Beyond the gasoline-tax restrictions, the proposed law also would ban counties from using their own employees, equipment or labor for any road construction, repair or maintenance project of $200,000 or more. It also bars counties from dividing a road project up into little projects of less than $200,000 each.

In effect, Macbeth said, the law would ban county Road and Bridge workers from doing anything except "filling a few chuckholes."

Jim Warren, executive director of the Asphalt Contractors Association of Florida, could not be reached by phone at his office in Tallahassee. He also did not return a call as requested in a voice message to him seeking comment on House Bill 683.

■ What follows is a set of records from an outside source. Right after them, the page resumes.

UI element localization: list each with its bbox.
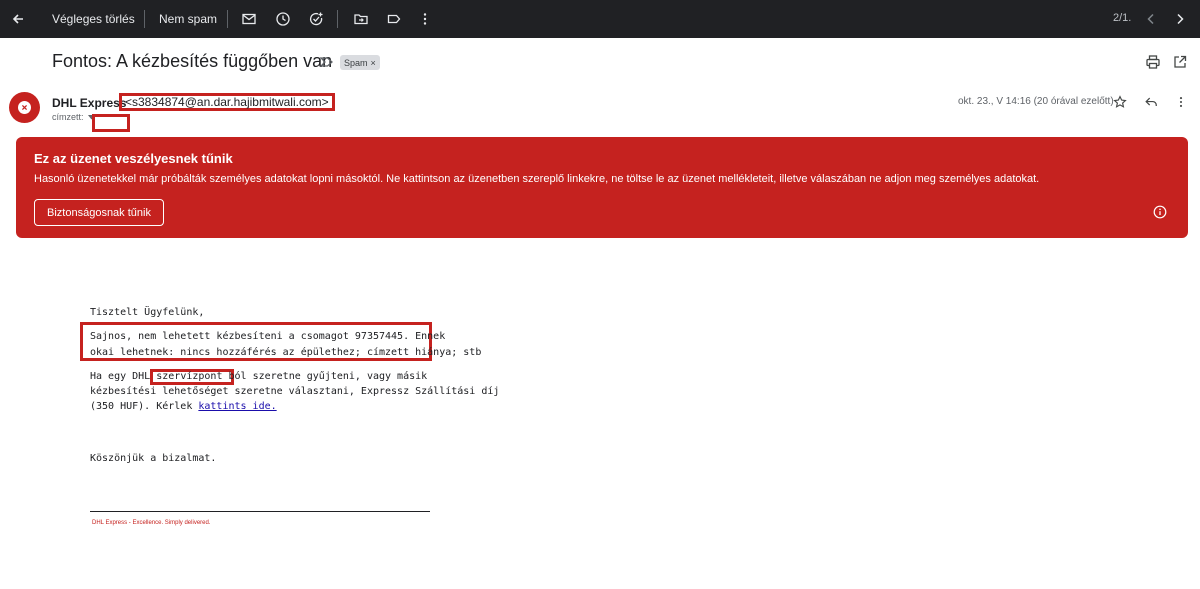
body-text: Ha egy DHL	[90, 371, 157, 382]
back-button[interactable]	[10, 0, 26, 38]
more-vert-icon	[417, 11, 433, 27]
spam-chip-label: Spam	[344, 57, 368, 68]
next-message-button[interactable]	[1172, 0, 1188, 38]
toolbar-divider	[337, 10, 338, 28]
info-icon[interactable]	[1153, 205, 1167, 219]
move-to-folder-icon	[353, 11, 369, 27]
body-text: (350 HUF). Kérlek	[90, 401, 199, 412]
mark-unread-button[interactable]	[241, 0, 257, 38]
open-in-new-icon[interactable]	[1172, 54, 1188, 70]
body-paragraph-line: kézbesítési lehetőséget szeretne választ…	[90, 386, 500, 397]
importance-marker-icon[interactable]	[320, 56, 334, 68]
warning-text: Hasonló üzenetekkel már próbálták személ…	[34, 173, 1040, 185]
signature-text: DHL Express - Excellence. Simply deliver…	[92, 520, 211, 526]
arrow-left-icon	[10, 11, 26, 27]
body-paragraph-line: okai lehetnek: nincs hozzáférés az épüle…	[90, 347, 482, 358]
warning-title: Ez az üzenet veszélyesnek tűnik	[34, 151, 233, 166]
email-subject: Fontos: A kézbesítés függőben van	[52, 51, 333, 71]
toolbar-divider	[144, 10, 145, 28]
greeting-text: Tisztelt Ügyfelünk,	[90, 307, 205, 318]
labels-button[interactable]	[386, 0, 402, 38]
body-text: szeretne gyűjteni, vagy másik	[246, 371, 428, 382]
chevron-left-icon	[1143, 11, 1159, 27]
add-task-icon	[308, 11, 324, 27]
body-paragraph-line: Sajnos, nem lehetett kézbesíteni a csoma…	[90, 331, 446, 342]
more-actions-button[interactable]	[417, 0, 433, 38]
email-date: okt. 23., V 14:16 (20 órával ezelőtt)	[958, 96, 1114, 107]
reply-icon[interactable]	[1144, 95, 1158, 109]
message-counter: 2/1.	[1113, 12, 1132, 24]
danger-warning-banner: Ez az üzenet veszélyesnek tűnik Hasonló …	[16, 137, 1188, 238]
sender-email: <s3834874@an.dar.hajibmitwali.com>	[119, 93, 335, 111]
service-point-text: szervízpont ból	[156, 371, 247, 382]
prev-message-button[interactable]	[1143, 0, 1159, 38]
mail-icon	[241, 11, 257, 27]
label-icon	[386, 11, 402, 27]
spam-label-chip[interactable]: Spam ×	[340, 55, 380, 70]
recipient-toggle[interactable]: címzett:	[52, 112, 95, 122]
close-circle-icon	[18, 101, 31, 114]
redacted-recipient-highlight	[92, 114, 130, 132]
thanks-text: Köszönjük a bizalmat.	[90, 453, 217, 464]
not-spam-button[interactable]: Nem spam	[159, 0, 217, 38]
phishing-link[interactable]: kattints ide.	[198, 401, 276, 412]
sender-name: DHL Express	[52, 96, 127, 110]
body-paragraph-line: (350 HUF). Kérlek kattints ide.	[90, 399, 277, 414]
add-to-tasks-button[interactable]	[308, 0, 324, 38]
more-vert-icon[interactable]	[1174, 95, 1188, 109]
not-spam-label: Nem spam	[159, 12, 218, 26]
print-icon[interactable]	[1145, 54, 1161, 70]
star-icon[interactable]	[1113, 95, 1127, 109]
looks-safe-button[interactable]: Biztonságosnak tűnik	[34, 199, 164, 226]
move-to-button[interactable]	[353, 0, 369, 38]
recipient-label: címzett:	[52, 112, 84, 122]
top-toolbar: Végleges törlés Nem spam 2/1.	[0, 0, 1200, 38]
delete-forever-label: Végleges törlés	[52, 12, 135, 26]
remove-label-icon[interactable]: ×	[371, 58, 376, 68]
chevron-right-icon	[1172, 11, 1188, 27]
clock-icon	[275, 11, 291, 27]
toolbar-divider	[227, 10, 228, 28]
signature-divider	[90, 511, 430, 512]
body-paragraph-line: Ha egy DHL szervízpont ból szeretne gyűj…	[90, 369, 427, 384]
sender-avatar[interactable]	[9, 92, 40, 123]
snooze-button[interactable]	[275, 0, 291, 38]
delete-forever-button[interactable]: Végleges törlés	[52, 0, 135, 38]
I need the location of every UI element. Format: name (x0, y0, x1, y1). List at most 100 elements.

Warren was in Sebring several times last summer trying to convince the county commissioners not to build the first county owned and operated asphalt plant in the state.

In late October, Wheeler and Gavarette learned that the state asphalt contractors reportedly were trying to find state legislators to introduce legislation to effectively prevent the county from making asphalt below the cost of the contractors. For a story on that situation, Warren also could not be reached and ignored a voice mail message seeking comment.

Wheeler and county Administrator Carl Cool were off work Friday and could not be reached for comment.

Gasoline taxes don't provide 100 percent of the county's funds for road building, repairs and maintenance. But, Macbeth said, the gasoline taxes "are a big part of the (county's) road program."